Ablative lasers for skin resurfacing remain a valuable dermatological tool for both cosmetic and medical indications. The CO2 and erbium:YAG lasers remain popular resurfacing devices and have been reimplemented in a fractional delivery mode for an improved safety profile. Nevertheless, complications, such as infections and dyspigmentation, can occur, which need to be fully discussed with patients, along with the expected recovery time for the proposed procedure.

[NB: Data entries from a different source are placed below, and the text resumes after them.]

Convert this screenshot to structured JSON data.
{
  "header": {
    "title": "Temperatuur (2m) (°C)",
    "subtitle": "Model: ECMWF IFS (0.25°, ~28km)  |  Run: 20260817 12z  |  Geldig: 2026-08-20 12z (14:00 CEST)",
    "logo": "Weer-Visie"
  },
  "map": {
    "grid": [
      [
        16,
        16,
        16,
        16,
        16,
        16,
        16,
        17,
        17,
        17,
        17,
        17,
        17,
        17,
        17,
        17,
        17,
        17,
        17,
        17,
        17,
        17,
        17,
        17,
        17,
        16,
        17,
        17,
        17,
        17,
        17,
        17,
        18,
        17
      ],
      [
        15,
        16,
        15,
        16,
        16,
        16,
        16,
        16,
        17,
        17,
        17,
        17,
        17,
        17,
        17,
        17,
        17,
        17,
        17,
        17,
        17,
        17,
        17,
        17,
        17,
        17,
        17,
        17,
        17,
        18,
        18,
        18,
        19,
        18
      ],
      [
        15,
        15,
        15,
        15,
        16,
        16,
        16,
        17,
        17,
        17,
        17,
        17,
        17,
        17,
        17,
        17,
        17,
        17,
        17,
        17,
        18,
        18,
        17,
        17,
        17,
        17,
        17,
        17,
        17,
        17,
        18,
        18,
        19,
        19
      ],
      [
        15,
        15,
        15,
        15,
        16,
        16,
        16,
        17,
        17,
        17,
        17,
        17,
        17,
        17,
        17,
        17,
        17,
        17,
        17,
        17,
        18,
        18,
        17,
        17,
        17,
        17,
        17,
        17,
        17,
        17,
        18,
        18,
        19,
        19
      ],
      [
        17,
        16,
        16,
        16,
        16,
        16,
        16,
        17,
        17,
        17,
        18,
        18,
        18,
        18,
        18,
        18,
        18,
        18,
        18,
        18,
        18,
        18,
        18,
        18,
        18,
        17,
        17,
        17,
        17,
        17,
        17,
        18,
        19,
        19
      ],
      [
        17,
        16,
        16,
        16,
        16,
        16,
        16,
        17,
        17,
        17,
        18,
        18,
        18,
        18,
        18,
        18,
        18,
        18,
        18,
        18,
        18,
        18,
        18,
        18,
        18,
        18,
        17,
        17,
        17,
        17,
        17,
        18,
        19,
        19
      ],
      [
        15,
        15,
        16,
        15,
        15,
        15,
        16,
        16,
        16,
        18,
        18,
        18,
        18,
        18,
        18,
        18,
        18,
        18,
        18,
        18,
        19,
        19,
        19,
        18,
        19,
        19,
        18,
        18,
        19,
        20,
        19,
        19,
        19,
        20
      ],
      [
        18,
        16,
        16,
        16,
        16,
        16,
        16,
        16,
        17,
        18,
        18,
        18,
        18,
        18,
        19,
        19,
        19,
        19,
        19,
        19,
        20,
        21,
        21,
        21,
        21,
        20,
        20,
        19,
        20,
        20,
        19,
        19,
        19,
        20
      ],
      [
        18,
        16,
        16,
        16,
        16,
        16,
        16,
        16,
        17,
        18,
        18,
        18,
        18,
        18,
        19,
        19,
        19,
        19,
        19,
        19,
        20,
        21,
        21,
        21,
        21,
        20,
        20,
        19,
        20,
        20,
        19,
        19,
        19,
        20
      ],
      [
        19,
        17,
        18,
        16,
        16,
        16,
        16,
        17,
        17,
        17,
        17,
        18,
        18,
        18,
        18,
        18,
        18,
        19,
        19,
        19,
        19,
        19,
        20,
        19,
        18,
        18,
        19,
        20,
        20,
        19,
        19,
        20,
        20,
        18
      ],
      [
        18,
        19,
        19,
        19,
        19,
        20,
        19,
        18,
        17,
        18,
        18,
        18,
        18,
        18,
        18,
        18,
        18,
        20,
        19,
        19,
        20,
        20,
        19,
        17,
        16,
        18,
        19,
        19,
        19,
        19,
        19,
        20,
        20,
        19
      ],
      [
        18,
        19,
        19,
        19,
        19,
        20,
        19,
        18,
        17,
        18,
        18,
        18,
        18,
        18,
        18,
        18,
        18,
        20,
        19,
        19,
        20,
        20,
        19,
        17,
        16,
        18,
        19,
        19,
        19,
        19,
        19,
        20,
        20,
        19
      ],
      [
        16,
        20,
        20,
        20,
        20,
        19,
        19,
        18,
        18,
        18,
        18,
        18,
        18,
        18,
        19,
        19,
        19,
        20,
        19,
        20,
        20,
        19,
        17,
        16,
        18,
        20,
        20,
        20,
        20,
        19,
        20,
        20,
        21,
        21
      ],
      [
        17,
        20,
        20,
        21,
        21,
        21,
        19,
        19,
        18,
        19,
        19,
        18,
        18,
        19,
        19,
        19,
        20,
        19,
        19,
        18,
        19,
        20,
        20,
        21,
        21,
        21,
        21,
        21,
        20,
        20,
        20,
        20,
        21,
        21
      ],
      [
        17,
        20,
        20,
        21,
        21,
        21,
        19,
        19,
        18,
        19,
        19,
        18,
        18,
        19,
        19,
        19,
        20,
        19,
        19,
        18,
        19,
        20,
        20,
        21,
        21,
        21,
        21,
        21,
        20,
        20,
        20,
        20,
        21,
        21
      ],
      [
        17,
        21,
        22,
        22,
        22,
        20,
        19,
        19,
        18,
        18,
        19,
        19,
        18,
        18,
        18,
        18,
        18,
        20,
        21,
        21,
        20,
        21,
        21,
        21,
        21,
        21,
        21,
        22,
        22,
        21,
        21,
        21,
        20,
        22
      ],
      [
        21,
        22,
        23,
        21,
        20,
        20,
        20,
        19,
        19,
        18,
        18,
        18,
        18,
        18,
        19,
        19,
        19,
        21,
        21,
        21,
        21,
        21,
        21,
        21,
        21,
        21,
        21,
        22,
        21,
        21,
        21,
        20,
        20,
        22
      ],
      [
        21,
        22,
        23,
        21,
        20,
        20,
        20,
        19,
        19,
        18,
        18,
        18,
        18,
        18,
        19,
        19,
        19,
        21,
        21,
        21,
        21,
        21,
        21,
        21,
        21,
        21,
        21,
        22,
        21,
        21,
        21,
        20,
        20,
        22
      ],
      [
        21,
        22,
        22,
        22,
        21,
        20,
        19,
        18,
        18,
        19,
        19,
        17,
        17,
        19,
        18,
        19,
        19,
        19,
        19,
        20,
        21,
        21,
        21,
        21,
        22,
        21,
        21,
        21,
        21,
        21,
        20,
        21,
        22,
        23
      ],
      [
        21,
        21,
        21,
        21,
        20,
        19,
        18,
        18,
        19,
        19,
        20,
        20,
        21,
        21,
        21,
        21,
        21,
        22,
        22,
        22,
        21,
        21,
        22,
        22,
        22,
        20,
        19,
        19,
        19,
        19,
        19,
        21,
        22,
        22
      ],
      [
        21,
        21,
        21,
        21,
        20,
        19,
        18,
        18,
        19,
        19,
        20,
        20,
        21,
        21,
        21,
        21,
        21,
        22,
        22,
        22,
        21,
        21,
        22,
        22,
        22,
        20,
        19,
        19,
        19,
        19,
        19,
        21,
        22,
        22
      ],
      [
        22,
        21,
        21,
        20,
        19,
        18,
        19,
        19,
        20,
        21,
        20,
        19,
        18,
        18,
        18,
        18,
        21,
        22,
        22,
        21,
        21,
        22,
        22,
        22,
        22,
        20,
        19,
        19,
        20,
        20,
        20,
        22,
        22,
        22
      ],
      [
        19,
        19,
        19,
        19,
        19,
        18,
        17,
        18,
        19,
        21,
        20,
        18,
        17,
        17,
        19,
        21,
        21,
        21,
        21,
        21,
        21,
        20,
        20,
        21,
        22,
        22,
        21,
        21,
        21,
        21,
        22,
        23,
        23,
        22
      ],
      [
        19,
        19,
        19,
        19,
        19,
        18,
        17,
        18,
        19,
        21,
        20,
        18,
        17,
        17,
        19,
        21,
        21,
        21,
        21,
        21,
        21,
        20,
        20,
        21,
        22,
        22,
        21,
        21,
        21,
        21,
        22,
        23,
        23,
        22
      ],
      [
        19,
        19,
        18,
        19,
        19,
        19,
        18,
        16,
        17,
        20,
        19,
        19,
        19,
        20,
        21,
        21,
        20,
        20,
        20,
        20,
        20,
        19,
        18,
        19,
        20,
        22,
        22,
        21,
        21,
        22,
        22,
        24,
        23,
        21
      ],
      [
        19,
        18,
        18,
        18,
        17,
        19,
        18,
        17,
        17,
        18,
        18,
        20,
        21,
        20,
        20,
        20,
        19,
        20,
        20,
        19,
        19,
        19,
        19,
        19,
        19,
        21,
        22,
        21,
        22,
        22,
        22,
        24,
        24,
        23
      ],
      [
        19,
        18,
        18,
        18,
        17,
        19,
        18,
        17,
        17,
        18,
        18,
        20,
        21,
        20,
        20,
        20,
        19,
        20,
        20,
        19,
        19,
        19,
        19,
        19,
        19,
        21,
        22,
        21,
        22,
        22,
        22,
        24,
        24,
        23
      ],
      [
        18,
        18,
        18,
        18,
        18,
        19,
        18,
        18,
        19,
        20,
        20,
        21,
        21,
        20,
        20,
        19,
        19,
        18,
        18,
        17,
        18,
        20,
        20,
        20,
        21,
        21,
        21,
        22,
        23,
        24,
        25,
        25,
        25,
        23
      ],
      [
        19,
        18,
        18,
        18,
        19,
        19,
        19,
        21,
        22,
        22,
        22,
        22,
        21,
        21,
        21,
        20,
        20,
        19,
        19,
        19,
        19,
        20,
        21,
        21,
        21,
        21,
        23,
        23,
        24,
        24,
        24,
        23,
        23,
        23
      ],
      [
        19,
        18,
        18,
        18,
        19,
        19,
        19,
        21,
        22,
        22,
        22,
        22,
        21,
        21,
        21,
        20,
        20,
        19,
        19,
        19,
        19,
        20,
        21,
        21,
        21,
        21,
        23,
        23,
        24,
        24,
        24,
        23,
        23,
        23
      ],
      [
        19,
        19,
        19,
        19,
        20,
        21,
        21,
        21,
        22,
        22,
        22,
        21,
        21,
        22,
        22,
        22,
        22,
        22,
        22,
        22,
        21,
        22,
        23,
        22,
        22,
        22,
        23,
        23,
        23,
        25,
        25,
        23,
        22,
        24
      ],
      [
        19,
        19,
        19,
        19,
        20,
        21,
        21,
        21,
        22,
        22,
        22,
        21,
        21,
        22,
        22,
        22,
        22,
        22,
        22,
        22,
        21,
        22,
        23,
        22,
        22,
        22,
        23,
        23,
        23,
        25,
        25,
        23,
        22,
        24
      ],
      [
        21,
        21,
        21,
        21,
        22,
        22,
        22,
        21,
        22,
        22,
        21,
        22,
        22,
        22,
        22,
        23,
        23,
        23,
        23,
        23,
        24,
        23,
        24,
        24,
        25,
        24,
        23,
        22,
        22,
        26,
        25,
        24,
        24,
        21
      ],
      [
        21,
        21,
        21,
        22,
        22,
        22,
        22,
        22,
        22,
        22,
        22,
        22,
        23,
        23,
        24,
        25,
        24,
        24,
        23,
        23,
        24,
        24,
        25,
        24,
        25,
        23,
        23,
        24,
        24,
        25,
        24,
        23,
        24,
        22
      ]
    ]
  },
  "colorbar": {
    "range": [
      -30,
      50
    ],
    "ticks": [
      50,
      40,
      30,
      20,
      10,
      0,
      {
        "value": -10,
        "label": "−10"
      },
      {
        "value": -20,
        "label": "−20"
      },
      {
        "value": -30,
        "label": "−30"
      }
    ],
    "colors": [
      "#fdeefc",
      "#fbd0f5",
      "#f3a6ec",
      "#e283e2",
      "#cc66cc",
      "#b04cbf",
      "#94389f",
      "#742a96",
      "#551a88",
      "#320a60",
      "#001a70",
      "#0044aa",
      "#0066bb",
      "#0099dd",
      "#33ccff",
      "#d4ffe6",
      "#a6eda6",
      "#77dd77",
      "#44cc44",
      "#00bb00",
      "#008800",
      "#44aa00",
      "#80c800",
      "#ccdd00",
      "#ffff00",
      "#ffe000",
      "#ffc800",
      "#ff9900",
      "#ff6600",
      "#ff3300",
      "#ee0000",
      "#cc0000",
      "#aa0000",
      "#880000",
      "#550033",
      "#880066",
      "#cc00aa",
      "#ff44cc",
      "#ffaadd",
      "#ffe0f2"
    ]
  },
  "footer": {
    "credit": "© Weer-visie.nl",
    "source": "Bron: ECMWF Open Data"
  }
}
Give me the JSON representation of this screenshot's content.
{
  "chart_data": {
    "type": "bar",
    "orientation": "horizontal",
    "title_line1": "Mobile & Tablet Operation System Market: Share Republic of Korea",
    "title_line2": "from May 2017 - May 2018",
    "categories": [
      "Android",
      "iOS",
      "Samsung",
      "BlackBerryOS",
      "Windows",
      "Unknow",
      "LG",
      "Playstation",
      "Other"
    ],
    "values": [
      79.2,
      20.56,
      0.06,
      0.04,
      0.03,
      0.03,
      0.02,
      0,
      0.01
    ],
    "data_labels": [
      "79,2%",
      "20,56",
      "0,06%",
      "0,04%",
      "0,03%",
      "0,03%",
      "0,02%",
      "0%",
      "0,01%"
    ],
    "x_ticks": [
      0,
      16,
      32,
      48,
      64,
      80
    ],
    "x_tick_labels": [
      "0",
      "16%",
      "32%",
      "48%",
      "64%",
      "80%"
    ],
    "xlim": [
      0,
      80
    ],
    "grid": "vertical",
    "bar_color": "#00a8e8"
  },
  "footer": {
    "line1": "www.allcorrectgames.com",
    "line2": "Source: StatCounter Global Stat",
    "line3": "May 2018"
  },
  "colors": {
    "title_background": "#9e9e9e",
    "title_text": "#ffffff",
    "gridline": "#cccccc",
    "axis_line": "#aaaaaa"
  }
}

Box 3 presents some practice points for GPs.  MT

COMPETING INTERESTS: Associate Professor  Lowe: None.  Conjoint Associate Professor Sebaratnam  has received a payment or honoraria from Abbvie, Galderma, Novartis, Pfizer, Janssen-Cilag, LEO Pharma, Sun Pharmacentical Industries and Viatris; has received support for attending meetings  and/or travel from Galderma; has been a Board Member for Novartis; has contributed to the Australasian College of Dermatologists’ General Practitioner Taskforce; and has received support from Syneron Candela Corporation Australia Pty Ltd and HEINE Optotechnik.  Dr Lim is a member of the Australian Medical Council Cosmetic Surgery Technical Advisory Group; is Board Director of the Australasian College of Dermatologists; and holds stocks in EBOS Australia. Dr Lim’s partner is a paid advisor for the aesthetic device division of EBOS Australia.